Baltimore Gas and Electric Co. asked state regulators yesterday to allow the utility to offer fixed-price contracts to its natural gas customers, triggering widespread anger from rival suppliers who said granting such a request would kill competition in the region.

BGE told a meeting of the Maryland Public Service Commission and competitors that allowing customers to buy natural gas at a fixed price for a 12-month period would help stimulate the unregulated gas market.

The utility also said the contracts would help shield consumers from price fluctuations that doubled or tripled energy bills in the winter of 2000-2001.

Other suppliers competing in the Baltimore region demanded that the PSC immediately reject BGE's request. Allowing the local utility to offer fixed-price contracts would be taking the state a step back from creating competition in the natural gas market, the companies said.

"If this is accepted today ... it would close the door on opening competition that you helped build," David Zabetakis, president and chief operating officer of Pepco Energy Services, told PSC commissioners. "We would simply go away. We would hate to see that happen, but we can't compete against BGE."

Representatives of Washington Gas Energy Services, Total Gas & Electric Inc. of New Jersey and MxEnergy.Com Inc. of Connecticut also said granting BGE's request would give the utility unfair advantages over the competition.

"BGE's customers have made it loud and clear that they want choices, and they want BGE to provide those choices," said BGE senior attorney Beverly A. Sikora.
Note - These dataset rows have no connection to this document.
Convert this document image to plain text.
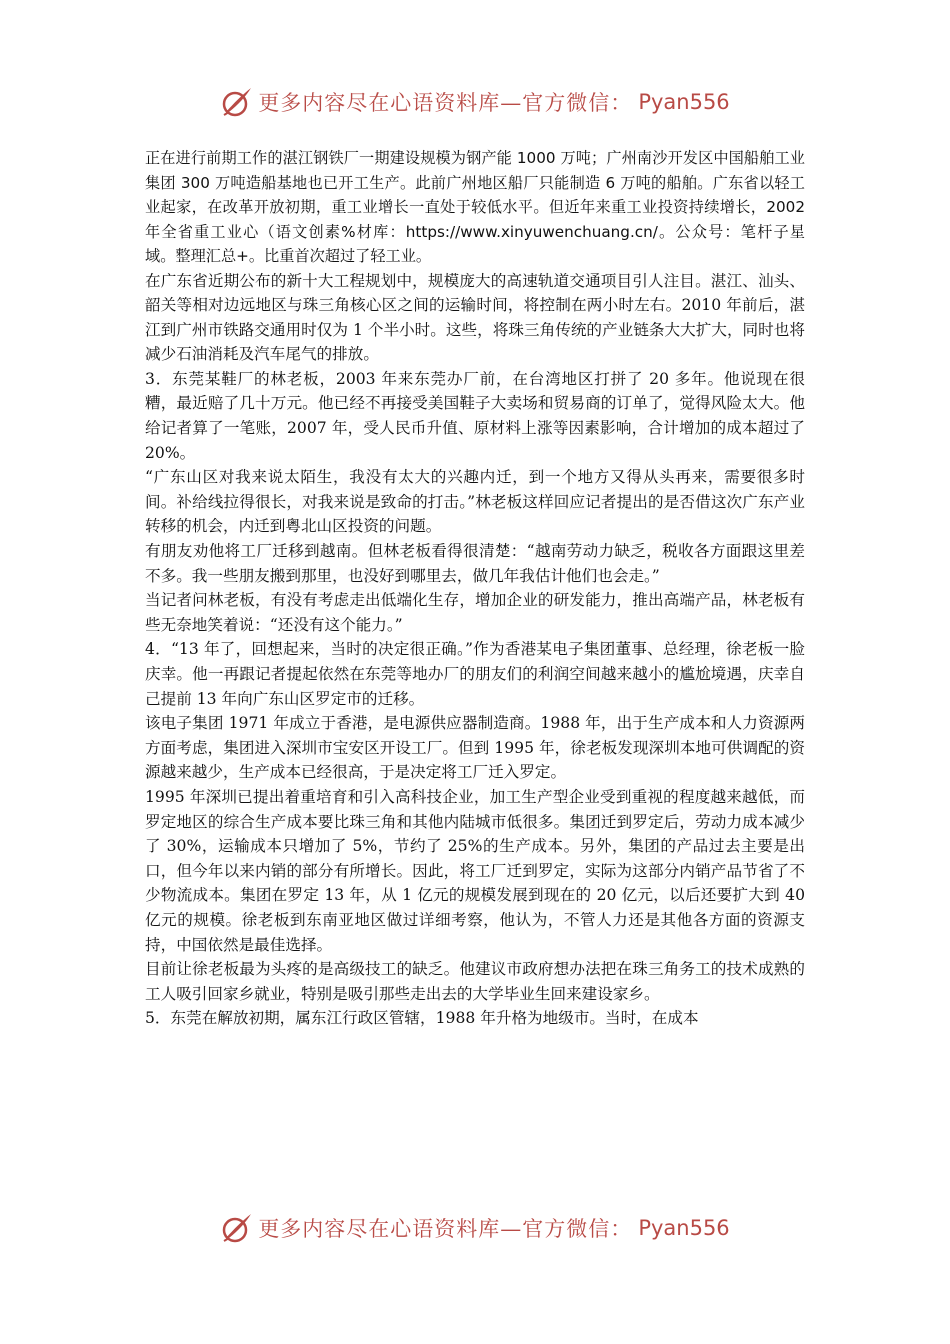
更多内容尽在心语资料库—官方微信： Pyan556

正在进行前期工作的湛江钢铁厂一期建设规模为钢产能 1000 万吨；广州南沙开发区中国船舶工业集团 300 万吨造船基地也已开工生产。此前广州地区船厂只能制造 6 万吨的船舶。广东省以轻工业起家，在改革开放初期，重工业增长一直处于较低水平。但近年来重工业投资持续增长，2002 年全省重工业心（语文创素%材库：https://www.xinyuwenchuang.cn/。公众号：笔杆子星域。整理汇总+。比重首次超过了轻工业。

在广东省近期公布的新十大工程规划中，规模庞大的高速轨道交通项目引人注目。湛江、汕头、韶关等相对边远地区与珠三角核心区之间的运输时间，将控制在两小时左右。2010 年前后，湛江到广州市铁路交通用时仅为 1 个半小时。这些，将珠三角传统的产业链条大大扩大，同时也将减少石油消耗及汽车尾气的排放。

3．东莞某鞋厂的林老板，2003 年来东莞办厂前，在台湾地区打拼了 20 多年。他说现在很糟，最近赔了几十万元。他已经不再接受美国鞋子大卖场和贸易商的订单了，觉得风险太大。他给记者算了一笔账，2007 年，受人民币升值、原材料上涨等因素影响，合计增加的成本超过了 20%。

“广东山区对我来说太陌生，我没有太大的兴趣内迁，到一个地方又得从头再来，需要很多时间。补给线拉得很长，对我来说是致命的打击。”林老板这样回应记者提出的是否借这次广东产业转移的机会，内迁到粤北山区投资的问题。

有朋友劝他将工厂迁移到越南。但林老板看得很清楚：“越南劳动力缺乏，税收各方面跟这里差不多。我一些朋友搬到那里，也没好到哪里去，做几年我估计他们也会走。”

当记者问林老板，有没有考虑走出低端化生存，增加企业的研发能力，推出高端产品，林老板有些无奈地笑着说：“还没有这个能力。”

4．“13 年了，回想起来，当时的决定很正确。”作为香港某电子集团董事、总经理，徐老板一脸庆幸。他一再跟记者提起依然在东莞等地办厂的朋友们的利润空间越来越小的尴尬境遇，庆幸自己提前 13 年向广东山区罗定市的迁移。

该电子集团 1971 年成立于香港，是电源供应器制造商。1988 年，出于生产成本和人力资源两方面考虑，集团进入深圳市宝安区开设工厂。但到 1995 年，徐老板发现深圳本地可供调配的资源越来越少，生产成本已经很高，于是决定将工厂迁入罗定。

1995 年深圳已提出着重培育和引入高科技企业，加工生产型企业受到重视的程度越来越低，而罗定地区的综合生产成本要比珠三角和其他内陆城市低很多。集团迁到罗定后，劳动力成本减少了 30%，运输成本只增加了 5%，节约了 25%的生产成本。另外，集团的产品过去主要是出口，但今年以来内销的部分有所增长。因此，将工厂迁到罗定，实际为这部分内销产品节省了不少物流成本。集团在罗定 13 年，从 1 亿元的规模发展到现在的 20 亿元，以后还要扩大到 40 亿元的规模。徐老板到东南亚地区做过详细考察，他认为，不管人力还是其他各方面的资源支持，中国依然是最佳选择。

目前让徐老板最为头疼的是高级技工的缺乏。他建议市政府想办法把在珠三角务工的技术成熟的工人吸引回家乡就业，特别是吸引那些走出去的大学毕业生回来建设家乡。

5．东莞在解放初期，属东江行政区管辖，1988 年升格为地级市。当时，在成本

更多内容尽在心语资料库—官方微信： Pyan556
She pointed to a recent company survey that found more than 60 percent of BGE's residential customers expressed interest in a fixed-price service from the utility. "The purpose of competition is to benefit customers, not benefit competitors."

Sikora said all supply and price risks associated with offering fixed prices to customers would be borne by shareholders of Constellation Energy Group Inc., BGE's parent.

If prices rose in a given month, BGE would not renege on its contract with customers by raising prices that month. If the company purchased too little or too much natural gas for its customers, company shareholders would have to swallow the costs.

The PSC commissioners conceded that BGE's fixed-price plan could be attractive to residential customers, but they expressed concern about its financial prudence.

"There have been price spikes in the past," said PSC Chairman Catherine I. Riley. "Why would [BGE] go to fixed-price offering now? ... In a world that is still volatile, why do you think you can do what no one else has been able to do?

"Other regulatory companies have not been able to make it work; other suppliers have not been able to make it work, BGE Home [BGE's unregulated affiliate] has not been able to make it work."

Riley was referring to the winter of 2000-2001, when natural gas prices rose so high that thousands of customers were having difficulty paying their heating bills.

As the cost of natural gas continued climbing, several alternative natural gas suppliers serving Central Maryland terminated with little or no warning what were supposed to have been guaranteed, yearlong, fixed-price contracts.

The pullout left thousands of customers to contend with higher prices and few choices for new suppliers.

In February last year, the PSC ordered all gas and electric companies in the state not to cut off utility service to low-income customers until the end of March because of the rapidly rising energy prices, a colder-than-usual winter and computer glitches that delayed state assistance to low-income families.

BGE officials said the company's knowledge of the regional gas market and its vast hedging experience would help it avoid financial harm.